The Red-Pill hot summer night fantasy living through bar-hops blue-tube dreams base their life on these dreams, ( claims the old man). The old man stands up and yells; “We been cheated”, the old man chatters. “We been cheated and never told what truly lays outside these four walls”. His voice declines in tones as he speaks again; “It is safer in here they can’t get us from in here.” I want my soul back, I want it back now, they stole my mind the blue-tube and these pubs”. I think I have said enough about this thing we call a man, or men have you met that just sat and withered away to nothing like me.

As a young man of twenty-three years old and I seriously thought. “This is not the life for me”. I drank my last brew and walked out of the bar scene and never returned since.
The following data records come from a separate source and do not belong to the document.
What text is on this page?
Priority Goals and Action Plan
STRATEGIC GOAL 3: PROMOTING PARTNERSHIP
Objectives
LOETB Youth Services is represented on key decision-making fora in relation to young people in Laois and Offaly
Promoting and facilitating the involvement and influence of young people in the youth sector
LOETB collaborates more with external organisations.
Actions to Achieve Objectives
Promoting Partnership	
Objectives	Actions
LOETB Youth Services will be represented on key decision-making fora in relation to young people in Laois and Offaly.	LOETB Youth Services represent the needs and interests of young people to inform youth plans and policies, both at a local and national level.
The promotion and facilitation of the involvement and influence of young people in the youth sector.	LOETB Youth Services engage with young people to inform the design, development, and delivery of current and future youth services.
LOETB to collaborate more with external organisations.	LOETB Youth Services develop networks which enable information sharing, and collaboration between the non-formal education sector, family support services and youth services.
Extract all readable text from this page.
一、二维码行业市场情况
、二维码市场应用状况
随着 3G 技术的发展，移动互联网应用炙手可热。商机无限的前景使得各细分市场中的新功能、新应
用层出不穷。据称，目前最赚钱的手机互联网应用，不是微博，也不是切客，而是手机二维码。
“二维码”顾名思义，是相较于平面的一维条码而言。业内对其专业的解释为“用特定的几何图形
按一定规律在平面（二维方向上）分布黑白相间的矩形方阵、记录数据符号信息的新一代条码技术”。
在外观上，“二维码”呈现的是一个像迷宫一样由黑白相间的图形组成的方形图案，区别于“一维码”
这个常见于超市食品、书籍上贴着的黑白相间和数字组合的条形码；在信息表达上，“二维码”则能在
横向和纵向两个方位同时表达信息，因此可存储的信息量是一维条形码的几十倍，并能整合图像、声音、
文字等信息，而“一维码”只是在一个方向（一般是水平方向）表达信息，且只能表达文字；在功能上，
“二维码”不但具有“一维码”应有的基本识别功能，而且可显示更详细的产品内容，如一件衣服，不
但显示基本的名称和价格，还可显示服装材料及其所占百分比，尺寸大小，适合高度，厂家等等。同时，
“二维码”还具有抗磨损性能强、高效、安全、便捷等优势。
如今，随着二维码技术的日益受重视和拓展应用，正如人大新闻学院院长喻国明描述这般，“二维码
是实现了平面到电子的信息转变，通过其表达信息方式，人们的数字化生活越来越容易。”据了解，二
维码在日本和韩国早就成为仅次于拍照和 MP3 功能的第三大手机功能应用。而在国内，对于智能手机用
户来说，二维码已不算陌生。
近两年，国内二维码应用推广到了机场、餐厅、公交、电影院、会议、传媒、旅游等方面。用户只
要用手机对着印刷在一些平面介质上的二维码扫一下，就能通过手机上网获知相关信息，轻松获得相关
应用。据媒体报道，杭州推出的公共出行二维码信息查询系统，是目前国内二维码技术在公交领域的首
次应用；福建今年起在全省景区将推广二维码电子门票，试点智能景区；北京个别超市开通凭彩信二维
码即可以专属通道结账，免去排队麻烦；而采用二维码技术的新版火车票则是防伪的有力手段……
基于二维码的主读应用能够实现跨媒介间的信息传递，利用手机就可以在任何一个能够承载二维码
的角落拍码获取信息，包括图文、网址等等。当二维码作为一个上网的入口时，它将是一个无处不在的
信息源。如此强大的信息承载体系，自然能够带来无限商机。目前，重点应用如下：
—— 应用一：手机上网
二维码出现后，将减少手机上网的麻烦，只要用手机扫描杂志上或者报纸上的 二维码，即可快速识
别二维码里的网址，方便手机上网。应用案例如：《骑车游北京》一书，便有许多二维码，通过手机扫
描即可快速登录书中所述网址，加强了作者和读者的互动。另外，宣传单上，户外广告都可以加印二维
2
That haunted me and till this day and sometimes I wake in a cold sweat from horrid dreams with this old man in them and that was thirty-seven years ago.


He always complains, but never leaves his house.

I know of a young man who lives right next to me in the city of fargo North Dakoda where the men and women have a code of ethics and morality. This young fellow is very handsome lives with one dog and two cats and never has company. All sexual prefferences say he is nice fellow, but refuses to have sex with any one. Town doctor says nothing wrong with him, told me to answer honestly if anyone asks when he is not around and even signed off on it, so the town doctor would have no troubles speaking freely. The fellow looks like a male model, very different. Some people say he was abused as a child and have scared him so deeply he just can’t get close to anyone.